The first way to handle a “bad apple” is to check on how the group climate is doing. Is morale low? Are people ready to disband the group? Is the group highly competitive? If the answer is yes, the group morale is low and that needs to be fixed. The group needs to be in a positive climate where they can thrive and not be competitive or rude to each other. Make sure the group climate is healthy and cooperative otherwise, problems will only continue to pop up.  

Another way to handle disruptive members is to make sure the group has a code of conduct. Is it acceptable for members to be late to meetings or not show up? Groups need to have a set of rules that they conduct themselves by in order to be productive. If there are no rules or codes of conduct, chaos may occur, and the group may never reach a decision.  

Thirdly, change the way you communicate based on an individual’s behavior. If someone keeps interrupting or causing problems, it may be time to shift the way you are handling it. Rather than reacting coldly or fighting fire with fire, try being kind and deflecting the negativity that is being brought to the table. Taking the bait of the disruptor encourages them to continue with their tactics. Make sure to advise the group to avoid behavior that will only encourage or ignite the fire even more.  

If none of these other methods are working, try confronting the difficult person. Especially the established code of conduct is not being practices, it’s important to make sure it’s enforced. Confront the person with respect and love, but make sure you’re stern and not sugar-coating the problem. If the disruptor is unaware of what specifically they are doing that is causing problems, they need to know. Be honest and be descriptive. Share how their behavior is making you and the group feel.  
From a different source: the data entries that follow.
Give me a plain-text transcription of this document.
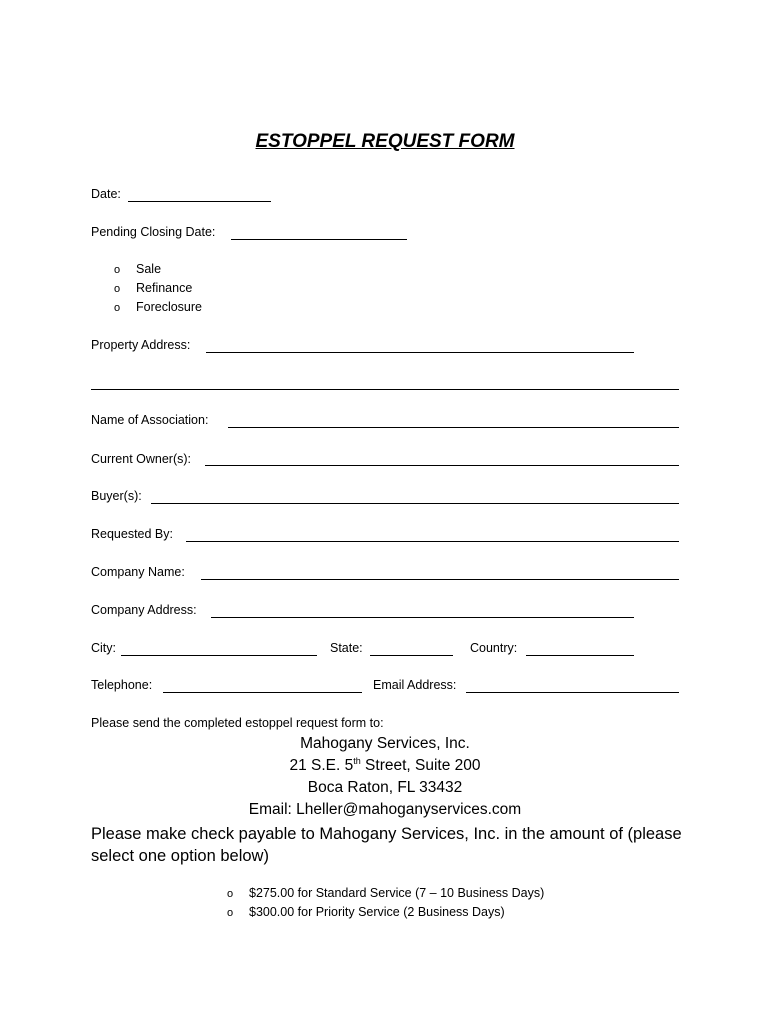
ESTOPPEL REQUEST FORM
Date:
Pending Closing Date:
o Sale
o Refinance
o Foreclosure
Property Address:
Name of Association:
Current Owner(s):
Buyer(s):
Requested By:
Company Name:
Company Address:
City:	State:	Country:
Telephone:	Email Address:
Please send the completed estoppel request form to:
Mahogany Services, Inc.
21 S.E. 5th Street, Suite 200
Boca Raton, FL 33432
Email: Lheller@mahoganyservices.com
Please make check payable to Mahogany Services, Inc. in the amount of (please select one option below)
o $275.00 for Standard Service (7 – 10 Business Days)
o $300.00 for Priority Service (2 Business Days)
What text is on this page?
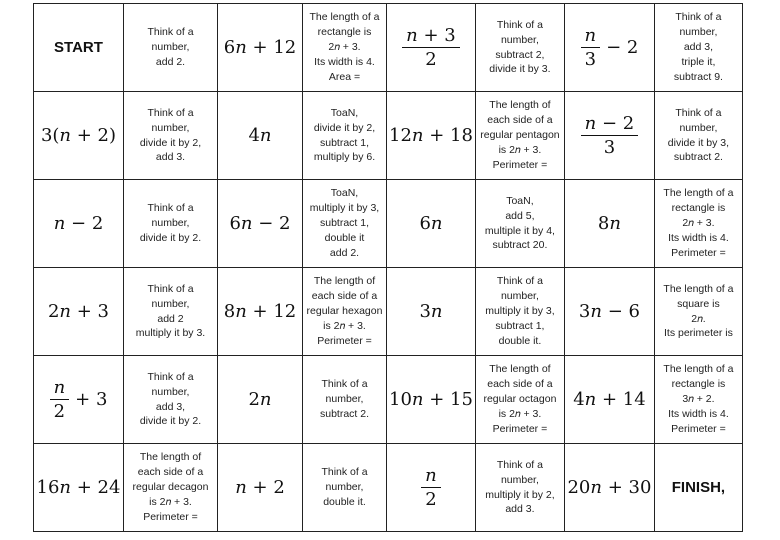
START	Think of a
number,
add 2.	6𝑛 + 12	The length of a
rectangle is
2𝑛 + 3.
Its width is 4.
Area =	$\frac{\text{𝑛 + 3}}{2}$	Think of a
number,
subtract 2,
divide it by 3.	$\frac{\text{𝑛}}{3} - 2$	Think of a
number,
add 3,
triple it,
subtract 9.

3(𝑛 + 2)	Think of a
number,
divide it by 2,
add 3.	4𝑛	ToaN,
divide it by 2,
subtract 1,
multiply by 6.	12𝑛 + 18	The length of
each side of a
regular pentagon
is 2𝑛 + 3.
Perimeter =	$\frac{\text{𝑛 − 2}}{3}$	Think of a
number,
divide it by 3,
subtract 2.

𝑛 − 2	Think of a
number,
divide it by 2.	6𝑛 − 2	ToaN,
multiply it by 3,
subtract 1,
double it
add 2.	6𝑛	ToaN,
add 5,
multiple it by 4,
subtract 20.	8𝑛	The length of a
rectangle is
2𝑛 + 3.
Its width is 4.
Perimeter =

2𝑛 + 3	Think of a
number,
add 2
multiply it by 3.	8𝑛 + 12	The length of
each side of a
regular hexagon
is 2𝑛 + 3.
Perimeter =	3𝑛	Think of a
number,
multiply it by 3,
subtract 1,
double it.	3𝑛 − 6	The length of a
square is
2𝑛.
Its perimeter is

$\frac{\text{𝑛}}{2} + 3$	Think of a
number,
add 3,
divide it by 2.	2𝑛	Think of a
number,
subtract 2.	10𝑛 + 15	The length of
each side of a
regular octagon
is 2𝑛 + 3.
Perimeter =	4𝑛 + 14	The length of a
rectangle is
3𝑛 + 2.
Its width is 4.
Perimeter =

16𝑛 + 24	The length of
each side of a
regular decagon
is 2𝑛 + 3.
Perimeter =	𝑛 + 2	Think of a
number,
double it.	$\frac{\text{𝑛}}{2}$	Think of a
number,
multiply it by 2,
add 3.	20𝑛 + 30	FINISH,
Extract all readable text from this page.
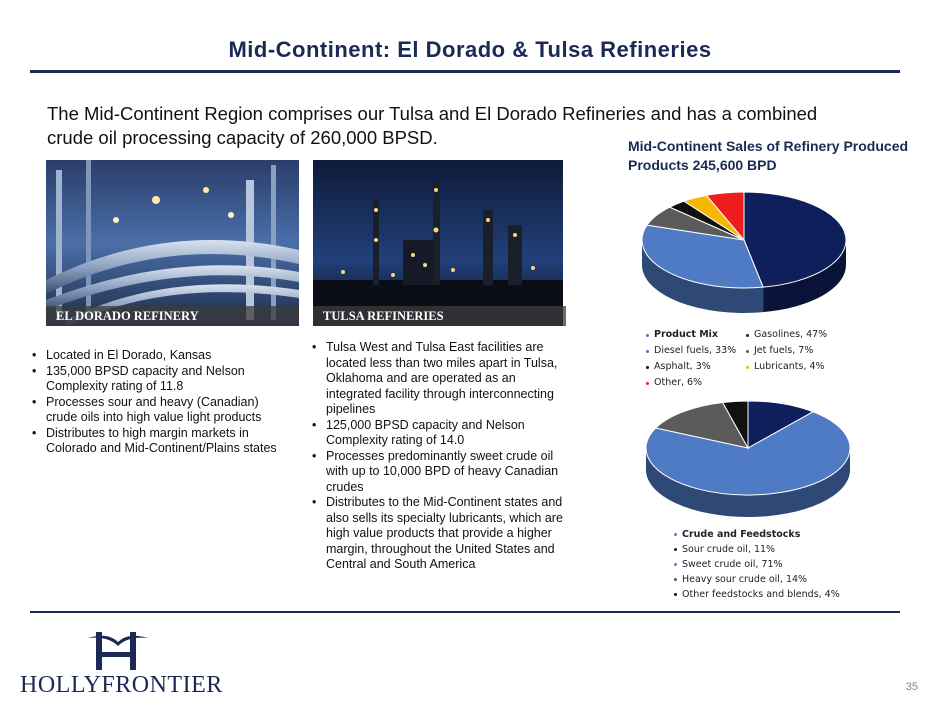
Mid-Continent: El Dorado & Tulsa Refineries
The Mid-Continent Region comprises our Tulsa and El Dorado Refineries and has a combined crude oil processing capacity of 260,000 BPSD.
EL DORADO REFINERY	TULSA REFINERIES
• Located in El Dorado, Kansas
• 135,000 BPSD capacity and Nelson Complexity rating of 11.8
• Processes sour and heavy (Canadian) crude oils into high value light products
• Distributes to high margin markets in Colorado and Mid-Continent/Plains states
• Tulsa West and Tulsa East facilities are located less than two miles apart in Tulsa, Oklahoma and are operated as an integrated facility through interconnecting pipelines
• 125,000 BPSD capacity and Nelson Complexity rating of 14.0
• Processes predominantly sweet crude oil with up to 10,000 BPD of heavy Canadian crudes
• Distributes to the Mid-Continent states and also sells its specialty lubricants, which are high value products that provide a higher margin, throughout the United States and Central and South America
Mid-Continent Sales of Refinery Produced Products 245,600 BPD
Product Mix	Gasolines, 47%
Diesel fuels, 33% Jet fuels, 7%
Asphalt, 3%	Lubricants, 4%
Other, 6%
Crude and Feedstocks
Sour crude oil, 11%
Sweet crude oil, 71%
Heavy sour crude oil, 14%
Other feedstocks and blends, 4%
HOLLYFRONTIER	35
Lastly, if the disruptor continues to cause problems after being talked to, it may be time to separate them from the group. Productive progress cannot be made when disruptors continue. Once the bad apple is gone, the group can move on and get back to the purpose. If expulsion is not an option, try to keep interactions to a minimum, or seek counsel from someone in a position above you.  

Working in groups can be difficult when there is a disruptor, but if you follow these steps, hopefully things will lighten up soon.